Lembram do que eu falei sobre a Lei de Imigração espanhola? Jamais deveríamos tratar de reforma trabalhista no Brasil sem falar da particularidade do regime escravocrata moderno que ainda se mantém à custa de quem? Dos imigrantes, também, apesar de que estes são proporcionalmente em menor número, num Brasil gigante. Mas principalmente já não dá pra esconder o debate que atualmente mais pega fogo no Brasil. A exclusão, a precariedade, a morte, no Brasil tem cor. E todos sempre soubemos qual é. A única diferença é que a hipocrisia dos nossos próprios privilégios brancos já não consegue se manter. E o pior é que não porque haja uma revolução social em curso no Brasil. É que, ao chegar no fundo do poço, a barbárie sobre a vida de qualquer ser humano não branco no Brasil os faz gritar de desespero e indignação: e agora que já perdemos tudo o que tínhamos de perder? Fazer o quê?
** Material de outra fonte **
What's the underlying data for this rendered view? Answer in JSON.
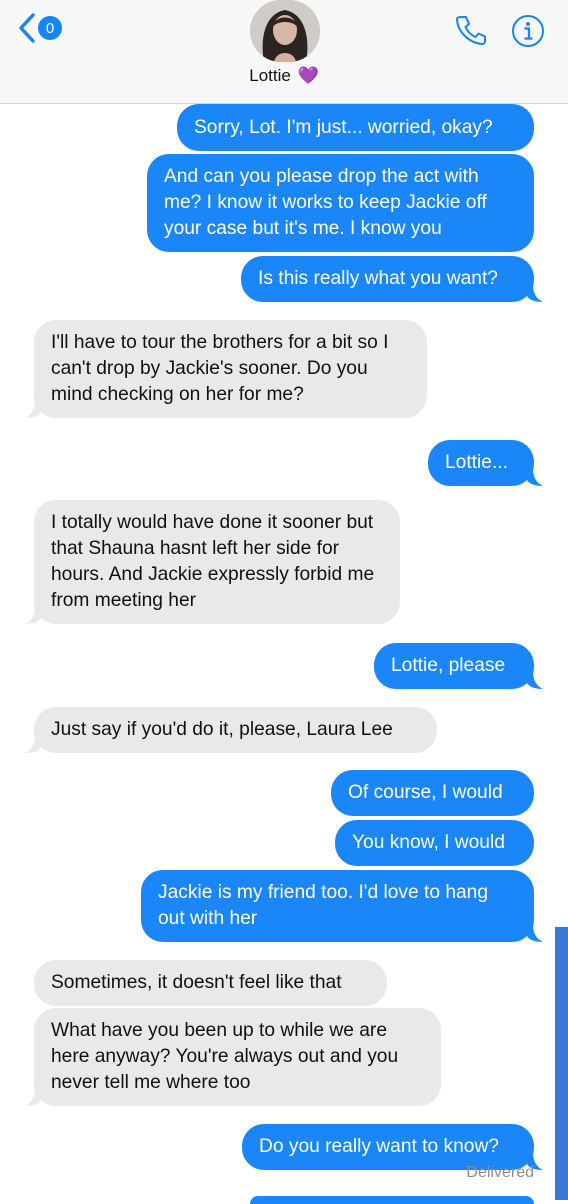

Em tempo: o Lula sabe muito bem que o que há de falar-se não é da norma de cada país, mas da regulamentação de uma normativa internacional, da Organização Internacional do Trabalho, da OIT. É disso, da Convenção 151 e 158 da OIT. AQUELA que foi entregue pela própria CUT ao próprio Lula no Planalto, no primeiro ano de governo seu (precisamente no dia 14 de fevereiro). Aquela OIT que ninguém mencionou quando aprovou sua reforma: Temer e o PP espanhol. O Lula, candidato, sabe que o nome é complicado: ultratividade, proibida por sentença do STF brasileiro e que a manchete da website da CUT diz que foi recuperada na Espanha. Ele, mais que ninguém, sabe onde o sapato aperta.
Eu sou e serei CUTista (da CUT, no Brasil) mas estampar, HOJE, 4/2/2022, na primeira página da website da Central a manchete, em letras maiúsculas “ACABOU COM BICOS: Congresso da Espanha aprova reforma que garante mais direito aos trabalhadores” é uma ofensa a qualquer brasileiro que vive na Espanha e que está sofrendo na pele, literalmente, a verdade que essa manchete – vergonhosa, a meu ver! – esconde. Assim não vale. Quer debate? Vamos fazer…
@1flaviocarvalho. @quixotemacunaima. Sociólogo e Escritor. Ex dirigente sindical da CUT e ex Formador da Escola de Formação da CUT no Nordeste. Barcelona, 4 de fevereiro de 2022.